Calosi (Fiom Cgil), non capiamo perché a fronte di richieste di nuovi volumi non si confermano i 23 interinali e si manda il lavoro in Slovacchia o in Romania. Nei prossimi giorni assieme a Fim e Uilm invieremo richiesta d'incontro al Ministero dello Sviluppo Economico.

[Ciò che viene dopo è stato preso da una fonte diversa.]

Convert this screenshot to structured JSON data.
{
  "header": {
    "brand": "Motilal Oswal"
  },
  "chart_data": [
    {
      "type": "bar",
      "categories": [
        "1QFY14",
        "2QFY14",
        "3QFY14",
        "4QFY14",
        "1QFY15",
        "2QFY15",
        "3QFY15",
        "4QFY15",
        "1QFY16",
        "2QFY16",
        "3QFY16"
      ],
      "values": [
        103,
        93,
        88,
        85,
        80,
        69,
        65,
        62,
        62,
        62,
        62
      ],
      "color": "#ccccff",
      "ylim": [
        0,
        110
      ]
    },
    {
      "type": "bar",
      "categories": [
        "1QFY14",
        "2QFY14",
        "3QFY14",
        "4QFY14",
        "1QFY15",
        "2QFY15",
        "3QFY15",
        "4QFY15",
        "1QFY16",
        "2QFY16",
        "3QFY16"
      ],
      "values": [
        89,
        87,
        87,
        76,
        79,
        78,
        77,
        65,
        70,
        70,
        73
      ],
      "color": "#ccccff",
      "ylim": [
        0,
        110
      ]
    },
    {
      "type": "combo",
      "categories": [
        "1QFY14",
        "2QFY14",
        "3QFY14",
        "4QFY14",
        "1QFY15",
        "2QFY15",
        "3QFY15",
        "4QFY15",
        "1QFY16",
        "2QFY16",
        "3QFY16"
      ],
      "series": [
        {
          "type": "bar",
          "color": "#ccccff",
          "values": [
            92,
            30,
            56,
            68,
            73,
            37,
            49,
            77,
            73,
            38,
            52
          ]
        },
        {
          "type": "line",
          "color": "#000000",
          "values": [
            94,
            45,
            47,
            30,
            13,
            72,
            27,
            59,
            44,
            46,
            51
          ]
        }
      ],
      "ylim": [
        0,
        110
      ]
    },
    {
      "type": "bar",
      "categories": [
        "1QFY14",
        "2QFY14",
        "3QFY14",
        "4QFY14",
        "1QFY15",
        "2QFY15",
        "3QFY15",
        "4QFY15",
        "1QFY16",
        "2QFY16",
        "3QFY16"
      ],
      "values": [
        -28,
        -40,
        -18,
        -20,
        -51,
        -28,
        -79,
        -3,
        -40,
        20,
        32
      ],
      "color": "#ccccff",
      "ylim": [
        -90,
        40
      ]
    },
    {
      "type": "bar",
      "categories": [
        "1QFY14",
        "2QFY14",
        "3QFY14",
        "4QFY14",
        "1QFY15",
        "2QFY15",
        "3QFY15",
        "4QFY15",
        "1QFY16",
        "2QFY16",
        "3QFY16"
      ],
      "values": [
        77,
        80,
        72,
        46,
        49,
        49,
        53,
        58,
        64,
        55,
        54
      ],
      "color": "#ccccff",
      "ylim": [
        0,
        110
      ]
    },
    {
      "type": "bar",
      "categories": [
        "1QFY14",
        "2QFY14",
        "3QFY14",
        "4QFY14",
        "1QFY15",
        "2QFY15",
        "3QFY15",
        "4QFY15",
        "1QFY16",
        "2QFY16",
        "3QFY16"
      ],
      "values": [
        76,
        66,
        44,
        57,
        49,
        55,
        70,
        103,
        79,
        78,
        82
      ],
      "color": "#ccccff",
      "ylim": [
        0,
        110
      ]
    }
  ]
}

“Assieme ai compagni di ABVV Metaal, la categoria dei metalmeccanici fiamminghi, chiederemo attraverso il CAE, Comitato Aziendale Europeo, che si riunirà in ristretta lunedì 2 luglio a Bruxelles, se l’azienda vuole continuare ad investire e a produrre in Italia. Nello stabilimento Bekaert di Figline si lavora sette giorni su sette per ventiquattro ore al giorno, non siamo meno produttivi di altri stabilimenti, per questo non capiamo perché quando arrivano richieste di volumi, queste vadano altrove, in Slovacchia o in Romania, e a Figline invece non vengono rinconfermati i contratti a 23 lavoratori interinali. Siamo preoccupati, non vorremmo fosse una volontà di allocare produzioni nei Paesi con manodopera a basso costo.
Per questo abbiamo condiviso le nostre perplessità con gli europarlamentari italiani Massimo Paolucci, Nicola Danti e Simona Bonafè che si sono assunti l'impegno di chiedere all'azienda, attraverso la Commissione Europea, chiarimenti in merito alla possibile diminuzione degli investimenti in Italia.
Nei prossimi giorni assieme a Fim e Uilm invieremo richiesta d'incontro al Ministero dello Sviluppo Economico, luogo preposto dove abbiamo firmato l'accordo di vendita da Pirelli a Bekaert, e porremo la questione anche ai neoeletti parlamentari del territorio”.